Ein Morgen mit und in der Zeit – von Gabriele Weinschenk-Taapken

Morgens gehe ich ums Haus. Die Hunde schlagen an, den beißend kläffend Ton. Ich werfe ihnen Knochen hin. Ich weiß nicht, ob denn Sonntag oder Montag ist.
Morgengrau scheint noch grauer heute. Bäcker haben alle geschlossen. Ein Schild sagt mir, süßes Brot werde nicht mehr an mich verkauft. Ja und? Dann eben nicht!

Am Kiosk kaufe ich DIE ZEIT und taz. Auf der Titelseite prangert man Lobbyisten in Weiß an.
Ausweisen will man religiöse Extremisten. Man meint aber Sunniten und Salafisten, nicht die Katholiken.
Mein nüchtern Magen rebelliert laut knurrend. Ich werfe die Zeitung in die nächste Tonne, gehe zum Supermarkt und kauf mir eine Buttermilch und schwarze Zigaretten.
An der Kasse sitzt ein blasser Knilch, nicht mal der sieht mich. Ich sage extra breit lächelnd Guten Morgen und frage: „Geht es ihnen heute gut?“
Keine Regung, als sei ein Wort, ein Lächeln Pfand.
Schade, dass im Supermarkt keine Türen zum Knallen sind. Renn ich doch regelmäßig gegen das sich zu spät öffnende Glas. Ich garantiere – die Türen würden hinter mir, ganz langsam, genüsslich, aus den Angeln fallen.
Auf dem Rückweg treffe ich den Blumenhändler, der ist immer so charmant. Er rettet mir den Morgen!
Wir reden ein paar Minuten und wollen uns mittags zum Essen und Kaffee treffen.

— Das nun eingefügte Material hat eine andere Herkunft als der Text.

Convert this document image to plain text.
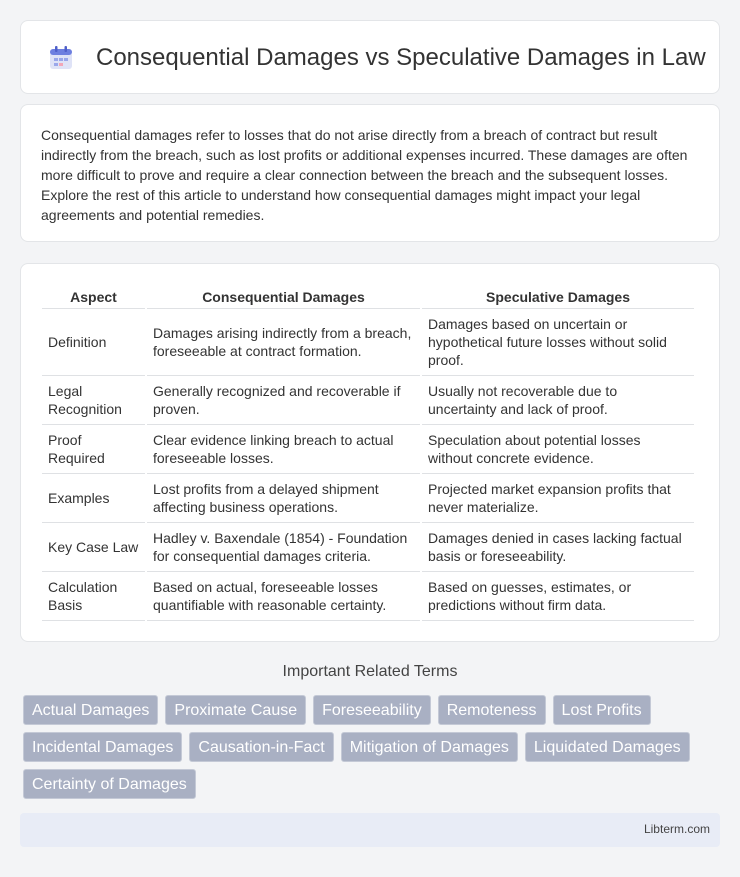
Consequential Damages vs Speculative Damages in Law

Consequential damages refer to losses that do not arise directly from a breach of contract but result indirectly from the breach, such as lost profits or additional expenses incurred. These damages are often more difficult to prove and require a clear connection between the breach and the subsequent losses. Explore the rest of this article to understand how consequential damages might impact your legal agreements and potential remedies.

Aspect	Consequential Damages	Speculative Damages
Definition	Damages arising indirectly from a breach, foreseeable at contract formation.	Damages based on uncertain or hypothetical future losses without solid proof.
Legal Recognition	Generally recognized and recoverable if proven.	Usually not recoverable due to uncertainty and lack of proof.
Proof Required	Clear evidence linking breach to actual foreseeable losses.	Speculation about potential losses without concrete evidence.
Examples	Lost profits from a delayed shipment affecting business operations.	Projected market expansion profits that never materialize.
Key Case Law	Hadley v. Baxendale (1854) - Foundation for consequential damages criteria.	Damages denied in cases lacking factual basis or foreseeability.
Calculation Basis	Based on actual, foreseeable losses quantifiable with reasonable certainty.	Based on guesses, estimates, or predictions without firm data.
Important Related Terms
Actual Damages	Proximate Cause	Foreseeability	Remoteness	Lost Profits
Incidental Damages	Causation-in-Fact	Mitigation of Damages	Liquidated Damages
Certainty of Damages
Libterm.com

Ich sehe in meinen Briefkasten – Rechnungen, Werbung, wie immer.
Liebesbriefe gibt es schon lang nicht mehr. Der Postbote weigert sich, mir welche zu schreiben. Dann eben nicht!
Ich setze mich zuhause an den Tisch, lese und verliere sämtliche Zeit – in Seiten und in Stunden, trinke dazu Buttermilch. Das Rauchen lasse ich heute lieber bleiben.
Es klingelt das Telefon, eine Freundin fragt, ob sie kommen könne, ihr Drucker gehe nicht.
Ja, sage ich, aber noch nicht so gleich, ich müsste die Zeitung unbedingt zu ende lesen. Sie lacht und sagt, du bist verrückt. Ja und? Was macht das schon!

Die gleichen Themen in der ZEIT:
Politiker seien auf Bewährung. Herr von Klaeden will zu Daimler, werde von der Kanzlerin geschützt. Da lache ich noch vorsichtig. Und wieder Drohnen, Krieg und Katastrophen.
Und Schweden sei nicht Bullerbü. Als hätte ich es nicht gewusst. Auch dort Migranten ausgegrenzt, im sauberen Ikeakaufhausland. Was für ein Morgen!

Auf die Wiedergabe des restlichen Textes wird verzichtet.